An obvious alternative to captchas is some kind of “proof work” scheme where the user has to run a certain number of hash calculations. This is cheap for individual users but expensive for spammers to spam, and could even net you a little crypto if you wanted it to. This, for example, is the approach used by Tor’s anonymity network help prevent DDoS attacks. This is fine, but it serves no other purpose and uses lots of of energy. Though in Tor’s implementation, it is only occasionally used as opposed to being used for every request.
My script is a “proof of useful work” captcha alternative. The user must download and process a chosen amount of workunits from a chosen BOINC project(s). This work is “useful” because it contributes to scientific research. BOINC is a software for distributed/volunteer computing and its used by scientists all over the world including the Large Hadron Collider (CERN) to offload expensive computation to the machines of volunteers. My script downloads stats from the BOINC projects and verifies the user has completed the work. If the user is a pre-existing BOINC user, they will already have sufficient credit to instantly activate the function on the site.
The default setup for this software is as a “crypto faucet”, but you can plug-in any function you want: anti-spam, user registration, whatever. It calculates a cost for the “work” and makes sure it dispenses less than the cost, making sure no user has incentive to use the faucet more than a few times since it would cheaper for the user to just do the work on their own without the faucet acting as a middleman.
Downside of this tool is that the user may take some time to accumulate the credit (unless they are an existing BOINC user with credit) and the BOINC projects only report updated credit once every 24 hours (though if you ran your own BOINC project for this purpose, you could get this time down much lower). So while this can be good for longer-term tasks (such as giving an in-game reward to users who contribute to science), it is not quick. They also have to download and run BOINC (and change their username at a BOINC project), which is a big step compared to a captcha. In an ideal world, the BOINC work could be completed in the browser instead of by downloading BOINC, I believe folding at home had a client that could do this at one point.
Anyways, I think it’s an interesting idea. Maybe you do too and can use it to your advantage somehow.
@makeasnek Does BOINC have any verification or protection from malicious actors finishing the work incorrectly just to get through the captcha? If not, this might actually poison the BOINC network, because bad people will have a motivation to get credits without performing the work.
Yes, most projects implement validation of some sort as even well-intentioned BOINC users will occasionally submit invalid workunits due to computation errors, random memory bits flipping, etc. Validation schemes range from simple to complex but suffice to say yes they nearly universally have some sort of validation mechanism. People have attempted to cheat BOINC before simply in pursuit of a “high score” compared to other users, so the BOINC ecosystem is well acquainted with proper defenses for such behavior. There are even cross-project competitions people can participate in, people join teams etc, so the competition can be quite fierce.

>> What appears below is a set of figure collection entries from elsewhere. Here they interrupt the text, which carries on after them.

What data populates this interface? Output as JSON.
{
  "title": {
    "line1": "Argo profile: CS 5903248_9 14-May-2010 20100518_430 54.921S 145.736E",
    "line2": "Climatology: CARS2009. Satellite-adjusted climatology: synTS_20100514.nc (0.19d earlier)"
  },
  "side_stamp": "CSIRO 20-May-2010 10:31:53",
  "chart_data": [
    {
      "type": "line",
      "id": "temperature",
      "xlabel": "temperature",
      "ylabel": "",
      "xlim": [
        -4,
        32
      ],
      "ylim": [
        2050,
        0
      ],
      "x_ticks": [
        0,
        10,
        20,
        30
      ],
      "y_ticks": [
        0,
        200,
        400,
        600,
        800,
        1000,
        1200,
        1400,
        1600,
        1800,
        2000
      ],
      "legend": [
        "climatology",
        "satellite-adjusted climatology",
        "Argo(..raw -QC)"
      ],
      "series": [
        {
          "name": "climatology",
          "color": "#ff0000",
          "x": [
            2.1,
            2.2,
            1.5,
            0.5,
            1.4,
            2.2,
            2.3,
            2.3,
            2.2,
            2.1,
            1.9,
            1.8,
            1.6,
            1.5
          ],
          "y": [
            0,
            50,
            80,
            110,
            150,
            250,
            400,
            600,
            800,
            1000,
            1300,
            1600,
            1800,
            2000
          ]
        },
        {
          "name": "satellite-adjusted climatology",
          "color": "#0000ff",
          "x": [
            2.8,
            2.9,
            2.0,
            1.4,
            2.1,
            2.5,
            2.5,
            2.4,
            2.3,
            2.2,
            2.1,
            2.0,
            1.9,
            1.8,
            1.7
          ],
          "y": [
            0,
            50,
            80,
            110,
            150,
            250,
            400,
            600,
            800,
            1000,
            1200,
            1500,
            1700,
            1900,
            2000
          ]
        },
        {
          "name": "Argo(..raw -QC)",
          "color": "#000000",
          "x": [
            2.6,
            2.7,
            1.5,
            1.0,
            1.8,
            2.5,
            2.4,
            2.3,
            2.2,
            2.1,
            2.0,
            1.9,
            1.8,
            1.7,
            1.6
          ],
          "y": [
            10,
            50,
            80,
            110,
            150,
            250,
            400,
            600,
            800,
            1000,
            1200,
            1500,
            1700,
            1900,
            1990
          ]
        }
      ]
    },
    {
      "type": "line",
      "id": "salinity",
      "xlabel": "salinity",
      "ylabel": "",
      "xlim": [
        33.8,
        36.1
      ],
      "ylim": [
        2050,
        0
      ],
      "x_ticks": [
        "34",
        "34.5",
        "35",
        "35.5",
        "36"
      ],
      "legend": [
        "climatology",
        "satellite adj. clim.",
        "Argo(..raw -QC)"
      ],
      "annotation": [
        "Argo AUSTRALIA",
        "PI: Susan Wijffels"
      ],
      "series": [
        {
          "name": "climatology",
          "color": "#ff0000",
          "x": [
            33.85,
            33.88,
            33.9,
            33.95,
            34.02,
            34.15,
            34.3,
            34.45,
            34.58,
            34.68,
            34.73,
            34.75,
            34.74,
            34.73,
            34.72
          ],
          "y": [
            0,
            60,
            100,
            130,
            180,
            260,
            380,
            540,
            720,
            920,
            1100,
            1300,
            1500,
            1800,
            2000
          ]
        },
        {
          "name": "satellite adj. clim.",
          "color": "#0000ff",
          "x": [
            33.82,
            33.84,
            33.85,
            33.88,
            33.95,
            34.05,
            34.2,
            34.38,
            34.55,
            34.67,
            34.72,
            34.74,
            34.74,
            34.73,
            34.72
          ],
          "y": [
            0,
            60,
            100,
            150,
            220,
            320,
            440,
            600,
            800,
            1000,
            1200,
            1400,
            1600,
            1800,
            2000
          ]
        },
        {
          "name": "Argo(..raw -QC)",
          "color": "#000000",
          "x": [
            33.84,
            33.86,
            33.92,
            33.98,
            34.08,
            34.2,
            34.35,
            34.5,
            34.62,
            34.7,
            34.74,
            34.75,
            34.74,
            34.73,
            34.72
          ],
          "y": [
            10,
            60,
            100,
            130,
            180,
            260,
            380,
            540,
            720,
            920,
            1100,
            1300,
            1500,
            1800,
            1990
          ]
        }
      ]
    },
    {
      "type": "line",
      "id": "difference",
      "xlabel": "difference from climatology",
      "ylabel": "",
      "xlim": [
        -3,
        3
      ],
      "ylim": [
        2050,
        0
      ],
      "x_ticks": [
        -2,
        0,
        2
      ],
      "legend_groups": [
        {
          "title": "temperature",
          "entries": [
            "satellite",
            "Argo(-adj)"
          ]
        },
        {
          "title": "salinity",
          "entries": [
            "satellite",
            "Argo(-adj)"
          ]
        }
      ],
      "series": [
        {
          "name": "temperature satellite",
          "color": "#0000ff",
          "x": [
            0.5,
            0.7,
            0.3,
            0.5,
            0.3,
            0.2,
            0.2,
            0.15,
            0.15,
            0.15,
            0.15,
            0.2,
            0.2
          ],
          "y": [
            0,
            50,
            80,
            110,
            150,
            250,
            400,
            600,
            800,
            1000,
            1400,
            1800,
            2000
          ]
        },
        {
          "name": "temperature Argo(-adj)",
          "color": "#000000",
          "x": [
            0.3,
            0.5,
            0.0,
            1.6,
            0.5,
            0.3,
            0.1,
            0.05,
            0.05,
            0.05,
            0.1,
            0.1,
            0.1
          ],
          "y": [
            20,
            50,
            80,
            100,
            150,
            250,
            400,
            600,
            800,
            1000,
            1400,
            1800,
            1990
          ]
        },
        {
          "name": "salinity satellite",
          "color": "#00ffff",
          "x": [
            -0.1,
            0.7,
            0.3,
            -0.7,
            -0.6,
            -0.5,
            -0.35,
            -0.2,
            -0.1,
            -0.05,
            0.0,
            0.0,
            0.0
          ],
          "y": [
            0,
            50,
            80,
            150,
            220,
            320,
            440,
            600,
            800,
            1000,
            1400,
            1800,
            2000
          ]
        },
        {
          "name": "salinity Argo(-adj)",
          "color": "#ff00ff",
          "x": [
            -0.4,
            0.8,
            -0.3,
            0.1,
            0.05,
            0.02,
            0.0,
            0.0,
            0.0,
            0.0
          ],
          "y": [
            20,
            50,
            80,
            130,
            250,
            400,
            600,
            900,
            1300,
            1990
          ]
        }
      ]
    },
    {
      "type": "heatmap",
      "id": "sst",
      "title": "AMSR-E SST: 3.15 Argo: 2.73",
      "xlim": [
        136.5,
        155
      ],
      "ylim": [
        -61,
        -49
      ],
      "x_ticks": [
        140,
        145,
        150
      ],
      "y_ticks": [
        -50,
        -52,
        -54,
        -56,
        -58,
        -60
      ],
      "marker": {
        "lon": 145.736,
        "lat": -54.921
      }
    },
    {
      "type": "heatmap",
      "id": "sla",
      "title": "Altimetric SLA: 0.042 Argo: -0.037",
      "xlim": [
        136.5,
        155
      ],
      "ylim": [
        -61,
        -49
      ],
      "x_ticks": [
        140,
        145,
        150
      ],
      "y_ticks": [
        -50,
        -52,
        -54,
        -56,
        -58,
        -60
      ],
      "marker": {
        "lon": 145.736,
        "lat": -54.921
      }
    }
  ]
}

Not sure if you want to label it as a “captcha alternative”. In most cases I’m sure the captcha is used because they want a real person looking at the page (and the ads on the page). In this case it seems more like a way to keep either bots or people from doing nothing but consuming content (or hacking) without giving back something of value. Either way I really like the idea.
Other ways, in theory, I think you could do this kind of thing are torrent ratios (e.g. hosting one or moreLinux ISOs), general archiving (e.g. you get asked to return a random range of bytes from a file you’re supposed to be backing up), you run a weather station that reports temperature to the National Weather Service. You might think about a more general framework for just verifying if user X has been contributing something of value.
I won’t mention here as I don’t want this post to come across as promoting cryptocurrency, but this script was originally written to protect a faucet for a cryptocurrency that does exactly this (and has been since 2012). This cryptocurrency records user contribution to various computational projects (BOINC, Folding at home, etc) and can also be used for torrent seeding or other forms of contribution. So it could be used in this manner to verify a user has contributed X amount of computation over Y time periods.
The faucet handed out coins but the problem is that users want all the free coins right? But we only want to give a few free coins to each user. So we make them do the “work” and make sure the cost of work is > value of coins, so they have no motivation to hit the faucet multiple times. This is the original purpose of the script.